Иными словами, его сущность не вытекает из его эмпирической природы – она
надэмпирична. Именно эта надэмпиричность идентифицируется со значением
переменной. Соответственно, мы можем сказать, что переменное, будучи знаковой
сущностью, не обладает свойством самотождественности, характеризующей объект.
Но с другой стороны, отсутствие самотождественности не мешает нам отличать друг
от друга различные переменные, так что по отношению к другим переменным каждая
переменная выступает самотождественной сущностью. В итоге оказывается, что
переменная, или феномен знаковости, не может не быть самотождественным и не может быть самотождественным, и мы в зависимости от специфики поставленной
задачи актуализируем либо одну, либо другую сторону этого феномена.
Парадоксальность свойства несамотождественности – оно не может быть
самотождественным, ибо это противоречит его содержанию, но не может быть и
отрицанием самотождественности, ибо это означает его самотождественность - была
проанализирована Дингельштедтом. Им же было показано, что парадокс
несамотождественности является архетипом всех известных логических и
семантических антиномий.
Будем обозначать объект, т.е. связанную с
ним неопределенность буквой «Н». Согласно сказанному выше, конкретизацией этой
неопределенности должна быть некоторая переменность, несущая в себе образ
несамотождественности Н. Проще говоря,
категория «переменное» должна считаться
частным случаем исходного Н. Однако частный случай неопределенности оказывается
его отрицанием, т.е. некоторой определенностью! На этот принципиальный момент
мы хотим обратить особое внимание, т.к. во всех строгих науках исходные понятия
вводятся через их отдельные проявления,
т.е. через примеры. Например, понятие множества (класса) вводится через примеры
его использования – множество коров, чисел и т.д. Следует отдавать себе отчет в
том, что подобного рода процедуры могут быть антиномичными! Но в рамках
специально анонсируемой проблемной ситуации подобная антиномичность оказывается
единственным инструментарием, позволяющим справиться с поставленной задачей.

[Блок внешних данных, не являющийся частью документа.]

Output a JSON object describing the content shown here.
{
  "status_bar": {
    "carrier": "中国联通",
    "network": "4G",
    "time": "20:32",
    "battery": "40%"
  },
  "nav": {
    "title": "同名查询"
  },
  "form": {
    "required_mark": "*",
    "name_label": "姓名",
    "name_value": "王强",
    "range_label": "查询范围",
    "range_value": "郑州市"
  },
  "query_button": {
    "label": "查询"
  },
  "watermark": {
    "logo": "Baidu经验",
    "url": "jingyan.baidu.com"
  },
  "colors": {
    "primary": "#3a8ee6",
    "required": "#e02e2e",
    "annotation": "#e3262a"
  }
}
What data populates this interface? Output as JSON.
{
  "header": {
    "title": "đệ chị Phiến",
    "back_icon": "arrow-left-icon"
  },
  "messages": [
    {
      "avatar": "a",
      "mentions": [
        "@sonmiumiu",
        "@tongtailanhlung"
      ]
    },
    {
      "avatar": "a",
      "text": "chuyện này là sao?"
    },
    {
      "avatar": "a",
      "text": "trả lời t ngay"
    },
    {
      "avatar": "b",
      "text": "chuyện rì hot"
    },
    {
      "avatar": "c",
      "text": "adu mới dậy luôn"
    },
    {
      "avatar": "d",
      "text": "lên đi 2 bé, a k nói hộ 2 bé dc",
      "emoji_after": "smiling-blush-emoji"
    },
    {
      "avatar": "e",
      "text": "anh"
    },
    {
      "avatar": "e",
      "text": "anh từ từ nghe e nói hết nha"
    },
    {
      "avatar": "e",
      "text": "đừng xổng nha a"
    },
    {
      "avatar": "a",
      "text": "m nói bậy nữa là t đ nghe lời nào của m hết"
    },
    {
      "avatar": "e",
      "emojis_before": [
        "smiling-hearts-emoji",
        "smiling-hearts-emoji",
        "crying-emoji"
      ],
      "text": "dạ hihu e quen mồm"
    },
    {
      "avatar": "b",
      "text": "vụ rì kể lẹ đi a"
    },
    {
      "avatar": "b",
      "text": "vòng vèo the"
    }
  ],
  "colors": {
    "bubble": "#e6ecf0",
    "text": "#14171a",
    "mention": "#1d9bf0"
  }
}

Итак, уточнение Н с необходимостью сопровождается
деформацией Н, что выглядит как предикация Н, т.е «f(H)».
Каково содержание данного уточнения? Ответ очевиден. Данное уточнение позволяет
нам отделить неопределенность как дологическое состояние реальности от
алогизма. Или - неопределенность от несуществования. Символически, f(H)
есть свойство Н≠Ø.
Обозначим данное свойство символом I (от слова информация, т.е.
определенность). Очевидно, пара < H,I
> может служить эмпирически образом переменности, т.е. олицетворять знаковую вершину семиотического Δ, коль
скоро Н олицетворяет его объектную вершину. Понятно, что вершина, ассоциируемая
с мыслью как царством определенности, в нашей символике будет выглядеть как f(I).
Как уже было сказано, она должна быть воплощением роста определенности
(накоплением информации).
Мы могли бы еще добавить к сказанному, что
урезание масштабов неопределенности (Н) с необходимостью влечет выработку
особых приемов, позволяющих апеллировать к неопределенности, за счет введения
ее «представителя». Таковым является знак; особые приемы – это языковые акты,
осваиваемые индивидами в качестве нового адаптационного ресурса. По мере
освоения, т.е. выработке общих стандартов говорения, возникает еще один
кумулятивный эффект – мышление, связанное с интериоризацией языка в область
индивидуальной психики. Как видим, знак (язык) действительно играет главную
роль при возникновении мышления.
Еще раз подчеркнем, что жизнеспособность
аналитической философии напрямую связана с экспликацией феномена знаковости. Не
значения, как изначально пытались представить себе «основоположники
лингвистического поворота», предложившие строгую концепцию предметной области
для высказываний, а именно знака. Достижения Фреге и Рассела нельзя
недооценивать: они имеют фундаментальный характер. Но все же это был частный
ответ на частный вопрос – как может выглядеть значение высказываний? Для
теоретизации общего представления (о значении вообще) этого недостаточно.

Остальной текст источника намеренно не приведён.